The Unbecoming of Mara Dyer, Chs 40-41

Absolutely nothing comes out of that whole “huh, you’re burn healed in a suspiciously fast manner, or so I claim because I did no research” incident and we skip right on to Mara complaining about how annoyed she is that her boyfriend has been suspended and her best friend expelled and now school sucks.

At the end of two days, she’s sulking and sketching and Daniel asks if she’s upset because of her grades, which have been posted…online? Somehow? And how does Daniel know what she got? I mean, they’re a fancy private school and putting grades online isn’t a stretch (hell, it’s been a while for me, is that normal nowadays?), but why would Daniel have access to Mara’s grades?

Anyway, Mara failed Spanish class.

Also Daniel wanders off to set up a birthday party for his girlfriend, which they keep talking about so I’m sure it’ll be some sort of something later.

Mara tries to call Jamie to get the recording he made, but can’t get through because he’s grounded. Instead of thinking to call his parents directly (because, c’mon, really?) she smashes her phone against the wall.

Well, okay, she’s upset, maybe she’ll think to call his parents later.
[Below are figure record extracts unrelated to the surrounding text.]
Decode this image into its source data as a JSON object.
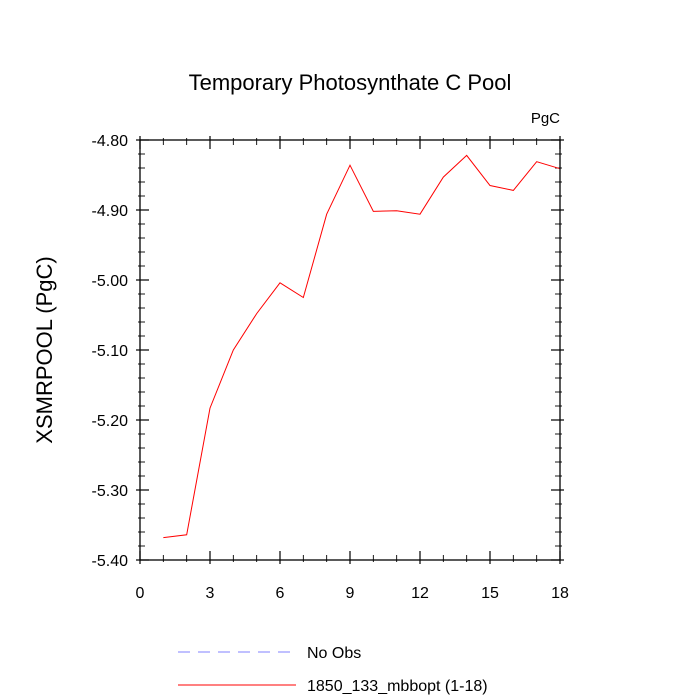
{
  "chart_data": {
    "type": "line",
    "title": "Temporary Photosynthate C Pool",
    "units": "PgC",
    "xlabel": "",
    "ylabel": "XSMRPOOL  (PgC)",
    "xlim": [
      0,
      18
    ],
    "ylim": [
      -5.4,
      -4.8
    ],
    "x_ticks": [
      0,
      3,
      6,
      9,
      12,
      15,
      18
    ],
    "x_tick_labels": [
      "0",
      "3",
      "6",
      "9",
      "12",
      "15",
      "18"
    ],
    "y_ticks": [
      -4.8,
      -4.9,
      -5.0,
      -5.1,
      -5.2,
      -5.3,
      -5.4
    ],
    "y_tick_labels": [
      "-4.80",
      "-4.90",
      "-5.00",
      "-5.10",
      "-5.20",
      "-5.30",
      "-5.40"
    ],
    "series": [
      {
        "name": "1850_133_mbbopt (1-18)",
        "color": "#ff0000",
        "dash": "solid",
        "x": [
          1,
          2,
          3,
          4,
          5,
          6,
          7,
          8,
          9,
          10,
          11,
          12,
          13,
          14,
          15,
          16,
          17,
          18
        ],
        "values": [
          -5.368,
          -5.364,
          -5.183,
          -5.1,
          -5.048,
          -5.004,
          -5.025,
          -4.906,
          -4.836,
          -4.902,
          -4.901,
          -4.906,
          -4.853,
          -4.822,
          -4.865,
          -4.872,
          -4.831,
          -4.841
        ]
      }
    ],
    "legend": {
      "placement": "bottom-center",
      "entries": [
        {
          "label": "No Obs",
          "color": "#8080ff",
          "dash": "dashed"
        },
        {
          "label": "1850_133_mbbopt (1-18)",
          "color": "#ff0000",
          "dash": "solid"
        }
      ]
    }
  }
}
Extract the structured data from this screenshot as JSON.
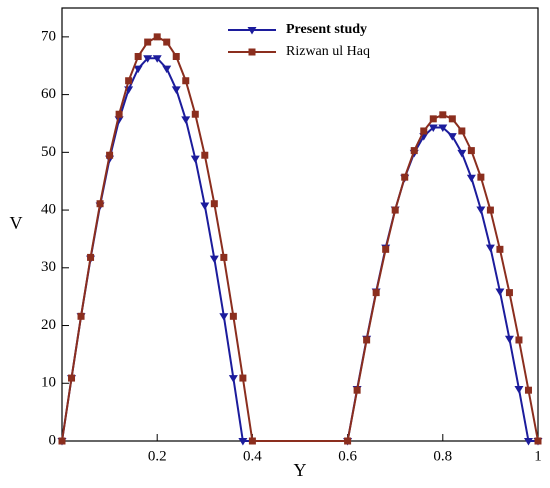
{
  "chart_data": {
    "type": "line",
    "xlabel": "Y",
    "ylabel": "V",
    "xlim": [
      0,
      1
    ],
    "ylim": [
      0,
      75
    ],
    "xticks": [
      0.2,
      0.4,
      0.6,
      0.8,
      1
    ],
    "yticks": [
      0,
      10,
      20,
      30,
      40,
      50,
      60,
      70
    ],
    "legend": "top",
    "series": [
      {
        "name": "Present study",
        "color": "#1c1c9c",
        "marker": "triangle-down",
        "x": [
          0,
          0.02,
          0.04,
          0.06,
          0.08,
          0.1,
          0.12,
          0.14,
          0.16,
          0.18,
          0.2,
          0.22,
          0.24,
          0.26,
          0.28,
          0.3,
          0.32,
          0.34,
          0.36,
          0.38,
          0.6,
          0.62,
          0.64,
          0.66,
          0.68,
          0.7,
          0.72,
          0.74,
          0.76,
          0.78,
          0.8,
          0.82,
          0.84,
          0.86,
          0.88,
          0.9,
          0.92,
          0.94,
          0.96,
          0.98,
          1
        ],
        "values": [
          0,
          10.9,
          21.6,
          31.6,
          40.8,
          48.9,
          55.7,
          60.9,
          64.5,
          66.3,
          66.3,
          64.5,
          60.9,
          55.7,
          48.9,
          40.8,
          31.6,
          21.6,
          10.9,
          0,
          0,
          9.0,
          17.7,
          25.9,
          33.5,
          40.1,
          45.6,
          49.9,
          52.8,
          54.3,
          54.3,
          52.8,
          49.9,
          45.6,
          40.1,
          33.5,
          25.9,
          17.7,
          9.0,
          0,
          0
        ]
      },
      {
        "name": "Rizwan ul Haq",
        "color": "#8b2e1e",
        "marker": "square",
        "x": [
          0,
          0.02,
          0.04,
          0.06,
          0.08,
          0.1,
          0.12,
          0.14,
          0.16,
          0.18,
          0.2,
          0.22,
          0.24,
          0.26,
          0.28,
          0.3,
          0.32,
          0.34,
          0.36,
          0.38,
          0.4,
          0.6,
          0.62,
          0.64,
          0.66,
          0.68,
          0.7,
          0.72,
          0.74,
          0.76,
          0.78,
          0.8,
          0.82,
          0.84,
          0.86,
          0.88,
          0.9,
          0.92,
          0.94,
          0.96,
          0.98,
          1
        ],
        "values": [
          0,
          10.9,
          21.6,
          31.8,
          41.1,
          49.5,
          56.6,
          62.4,
          66.6,
          69.1,
          70,
          69.1,
          66.6,
          62.4,
          56.6,
          49.5,
          41.1,
          31.8,
          21.6,
          10.9,
          0,
          0,
          8.8,
          17.5,
          25.7,
          33.2,
          40.0,
          45.7,
          50.3,
          53.7,
          55.8,
          56.5,
          55.8,
          53.7,
          50.3,
          45.7,
          40.0,
          33.2,
          25.7,
          17.5,
          8.8,
          0
        ]
      }
    ]
  }
}
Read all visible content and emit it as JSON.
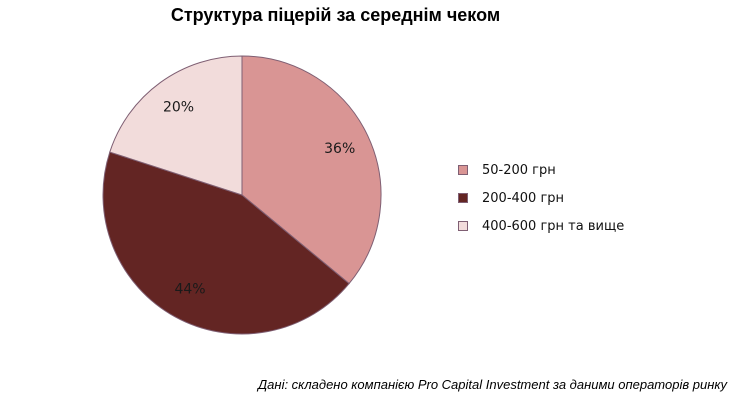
{
  "chart_data": {
    "type": "pie",
    "title": "Структура піцерій за середнім чеком",
    "categories": [
      "50-200 грн",
      "200-400 грн",
      "400-600 грн та вище"
    ],
    "values": [
      36,
      44,
      20
    ],
    "labels": [
      "36%",
      "44%",
      "20%"
    ],
    "colors": [
      "#d99594",
      "#632523",
      "#f2dcdb"
    ],
    "edge_color": "#7f5f73",
    "legend": "right",
    "source": "Дані: складено компанією Pro Capital Investment за даними операторів ринку"
  }
}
And then she spends the rest of the chapter stewing in self-pity and…actively convincing herself that there’s nothing she could do. Talks herself out of trying valid options and everything. Annoying, but fairly realistic, too.

The next morning, she somehow manages to wake up very early and then black-out/space-out all morning until she’s nearly late for school. Kind of an interesting scene showing her as not-all-there, but also out of place and peters off into nothing.

Turns out Noah isn’t at school. Mara goes to see the principle to talk about her grade.

[Dr. Khan] looked as undoctorly as it was possible to look, wearing khaki pants and a white polo shirt emblazoned with the Croyden crest.

…?????? I don’t get it.

Anyway, Dr. Khan says that he won’t change Mara’s grade because she wasn’t failed for getting anything wrong, but rather failed for cheating. Morales made a bunch of unsubstantiated claims that, even by her own story, are pretty circumstantial.

This book is so weird. Like, I can see what it wants to do, but then the processes that it picks are just…so blatantly out of touch. Yes, I can imagine a teacher lying about a student cheating. Yes, I can believe a school siding with a teacher instead of a student because the administration “knows” the teacher better and thus believes them. But there has to be more going into the story than just “Well, she said so.” Schools, especially ones that cater to the children of the rich and powerful, have to protect themselves, and that means they need a paper trail and proof and history and pattern of behavior, etc. This might fly in a different school, or if the book had bothered to establish corruption at Croyden, or if Morales had put literally any more effort into this deception at all, but as is? It sounds like a tall tale that a pissed off teenager would tell on the internet.

Dr. Khan tries to make the argument that Mara is untrustworthy because… she was tardy a few times, and got in a row with the very teacher who then accused her of cheating without any proof.

Who would you believe?

You’re a really terrible administrator and I’m surprised one of these parents hasn’t sued you yet.

“Just—just listen. There’s a recording of my exam. I’ll get someone to translate it. We’ll play it. Ms. Morales can—”

“Also the recording will prove that she asked me a question that wasn’t even on the study guide, so her claim that I had something written on my arm and was looking at it while answering becomes very suspect.” Oh, not going to bring that up? Okay, then.

Mara leaves the office spittin’ mad and imagining Morales dead as a doornail. When she gets to the classroom she hallucinates the dead body of Jude, then the body of the dog abuser, then Morales, except dead Morales is actually real. Dun dun dun.